= Nelson Shoemaker =

Canadian politician

Nelson M. Shoemaker (February 17, 1911 in Grandview, Manitoba – June 10, 2003) was a politician in Manitoba, Canada. He served as a Liberal member of the Legislative Assembly of Manitoba from 1958 to 1969.

The son of Allan Shoemaker and Alice Louetta Harkness, Shoemaker was educated at a one-room school in Grandview, and became a partner of Shoemaker-McGilvray Agencies in Neepawa, working in the fields of insurance, travel and real estate. He later sold the business, which became known as Gill and Schmall Agencies. In 1933, he married Edith E. Ford. He was director of Associated Hospitals of Manitoba from 1955 to 1960, and an alderman in the town of Neepawa from 1956 to 1959.

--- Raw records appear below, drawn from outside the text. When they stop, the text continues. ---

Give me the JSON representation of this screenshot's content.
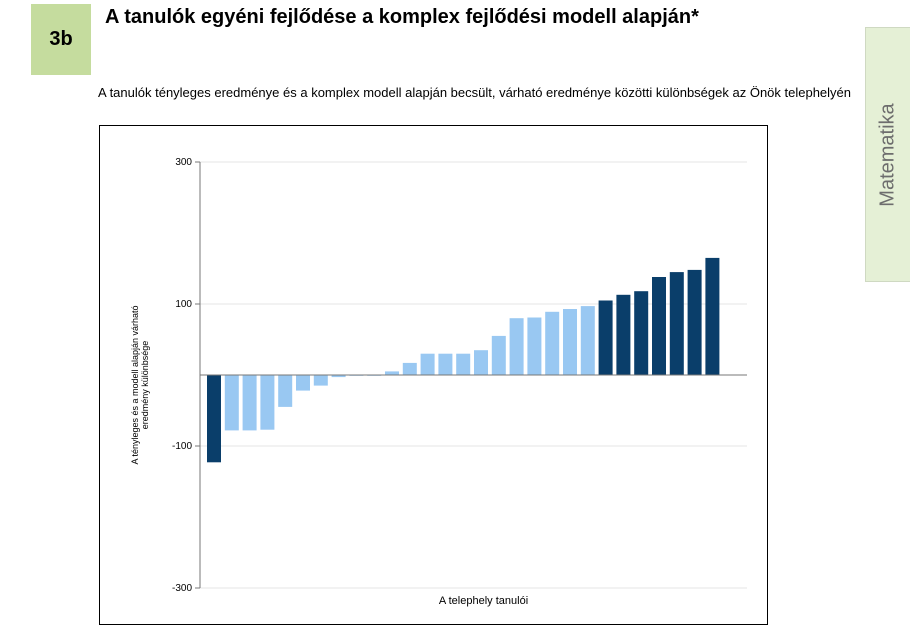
{
  "header": {
    "badge": "3b",
    "title": "A tanulók egyéni fejlődése a komplex fejlődési modell alapján*"
  },
  "subtitle": "A tanulók tényleges eredménye és a komplex modell alapján becsült, várható eredménye közötti különbségek az Önök telephelyén",
  "side_tab": "Matematika",
  "colors": {
    "light_bar": "#99c8f2",
    "dark_bar": "#0a3e6a",
    "badge": "#c5dc9e",
    "side_tab": "#e5f0d6"
  },
  "chart_data": {
    "type": "bar",
    "xlabel": "A telephely tanulói",
    "ylabel_lines": [
      "A tényleges és a modell alapján várható",
      "eredmény különbsége"
    ],
    "ylim": [
      -300,
      300
    ],
    "yticks": [
      300,
      100,
      -100,
      -300
    ],
    "yticklabels": [
      "300",
      "100",
      "-100",
      "-300"
    ],
    "grid": true,
    "values": [
      -123,
      -78,
      -78,
      -77,
      -45,
      -22,
      -15,
      -3,
      -1,
      -1,
      5,
      17,
      30,
      30,
      30,
      35,
      55,
      80,
      81,
      89,
      93,
      97,
      105,
      113,
      118,
      138,
      145,
      148,
      165
    ],
    "highlight": [
      "dark",
      "light",
      "light",
      "light",
      "light",
      "light",
      "light",
      "light",
      "light",
      "light",
      "light",
      "light",
      "light",
      "light",
      "light",
      "light",
      "light",
      "light",
      "light",
      "light",
      "light",
      "light",
      "dark",
      "dark",
      "dark",
      "dark",
      "dark",
      "dark",
      "dark"
    ]
  }
}
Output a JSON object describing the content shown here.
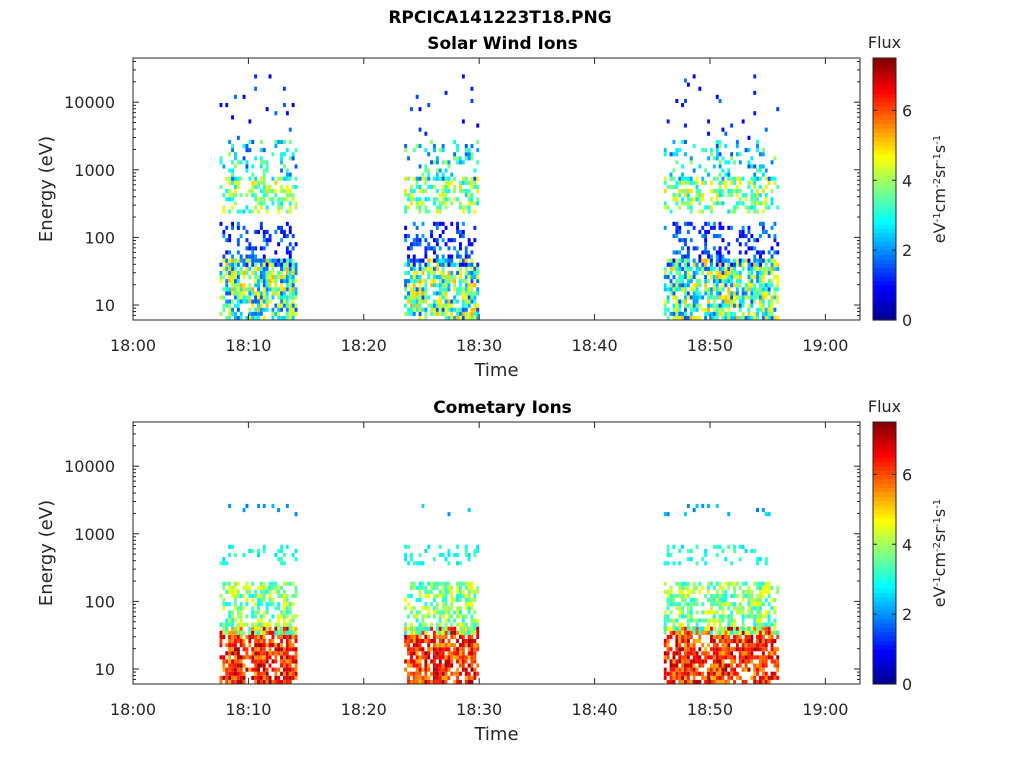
{
  "page": {
    "title": "RPCICA141223T18.PNG"
  },
  "colormap": {
    "stops": [
      "#00008f",
      "#0000ff",
      "#0080ff",
      "#00ffff",
      "#80ff80",
      "#ffff00",
      "#ff8000",
      "#ff0000",
      "#800000"
    ]
  },
  "chart_data": [
    {
      "type": "heatmap",
      "title": "Solar Wind Ions",
      "xlabel": "Time",
      "ylabel": "Energy (eV)",
      "x_ticks": [
        "18:00",
        "18:10",
        "18:20",
        "18:30",
        "18:40",
        "18:50",
        "19:00"
      ],
      "x_range_minutes": [
        0,
        63
      ],
      "y_scale": "log",
      "y_range": [
        6,
        45000
      ],
      "y_ticks": [
        "10",
        "100",
        "1000",
        "10000"
      ],
      "colorbar": {
        "label": "Flux",
        "units_html": "eV<tspan baseline-shift='super' font-size='10'>-1</tspan>cm<tspan baseline-shift='super' font-size='10'>-2</tspan>sr<tspan baseline-shift='super' font-size='10'>-1</tspan>s<tspan baseline-shift='super' font-size='10'>-1</tspan>",
        "units": "eV-1cm-2sr-1s-1",
        "range": [
          0,
          7.5
        ],
        "ticks": [
          "0",
          "2",
          "4",
          "6"
        ]
      },
      "bursts": [
        {
          "t_start": 7.5,
          "t_end": 14.2
        },
        {
          "t_start": 23.5,
          "t_end": 30.0
        },
        {
          "t_start": 46.0,
          "t_end": 55.8
        }
      ],
      "bands": [
        {
          "e_min": 6,
          "e_max": 45,
          "flux_min": 1.5,
          "flux_max": 5.3,
          "density": 0.85
        },
        {
          "e_min": 40,
          "e_max": 160,
          "flux_min": 0.6,
          "flux_max": 2.2,
          "density": 0.35
        },
        {
          "e_min": 250,
          "e_max": 700,
          "flux_min": 2.5,
          "flux_max": 5.0,
          "density": 0.55
        },
        {
          "e_min": 700,
          "e_max": 2500,
          "flux_min": 1.5,
          "flux_max": 4.0,
          "density": 0.3
        },
        {
          "e_min": 3000,
          "e_max": 25000,
          "flux_min": 0.6,
          "flux_max": 1.8,
          "density": 0.04
        }
      ]
    },
    {
      "type": "heatmap",
      "title": "Cometary Ions",
      "xlabel": "Time",
      "ylabel": "Energy (eV)",
      "x_ticks": [
        "18:00",
        "18:10",
        "18:20",
        "18:30",
        "18:40",
        "18:50",
        "19:00"
      ],
      "x_range_minutes": [
        0,
        63
      ],
      "y_scale": "log",
      "y_range": [
        6,
        45000
      ],
      "y_ticks": [
        "10",
        "100",
        "1000",
        "10000"
      ],
      "colorbar": {
        "label": "Flux",
        "units_html": "eV<tspan baseline-shift='super' font-size='10'>-1</tspan>cm<tspan baseline-shift='super' font-size='10'>-2</tspan>sr<tspan baseline-shift='super' font-size='10'>-1</tspan>s<tspan baseline-shift='super' font-size='10'>-1</tspan>",
        "units": "eV-1cm-2sr-1s-1",
        "range": [
          0,
          7.5
        ],
        "ticks": [
          "0",
          "2",
          "4",
          "6"
        ]
      },
      "bursts": [
        {
          "t_start": 7.5,
          "t_end": 14.2
        },
        {
          "t_start": 23.5,
          "t_end": 30.0
        },
        {
          "t_start": 46.0,
          "t_end": 55.8
        }
      ],
      "bands": [
        {
          "e_min": 6,
          "e_max": 40,
          "flux_min": 5.2,
          "flux_max": 7.3,
          "density": 0.92
        },
        {
          "e_min": 35,
          "e_max": 180,
          "flux_min": 2.8,
          "flux_max": 4.8,
          "density": 0.7
        },
        {
          "e_min": 350,
          "e_max": 650,
          "flux_min": 2.5,
          "flux_max": 3.5,
          "density": 0.25
        },
        {
          "e_min": 2000,
          "e_max": 2600,
          "flux_min": 1.8,
          "flux_max": 2.6,
          "density": 0.12
        }
      ]
    }
  ]
}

He was easily elected to the Manitoba legislature in the 1958 provincial election for the rural riding of Gladstone, ironically as the Liberals were voted out of office at the provincial level. In the 1959 election, he defeated Progressive Conservative challenger Earl Murray by only 149 votes. He was returned by greater margins in the elections of 1962 and 1966, and spent his entire legislative career on the opposition benches.

The Liberal Party lost much of its rural support in the 1969 election, and Shoemaker lost his seat to James Ferguson of the Progressive Conservatives by 417 votes. He did not seek a return to the legislature after this time, and lived in Neepawa until his death.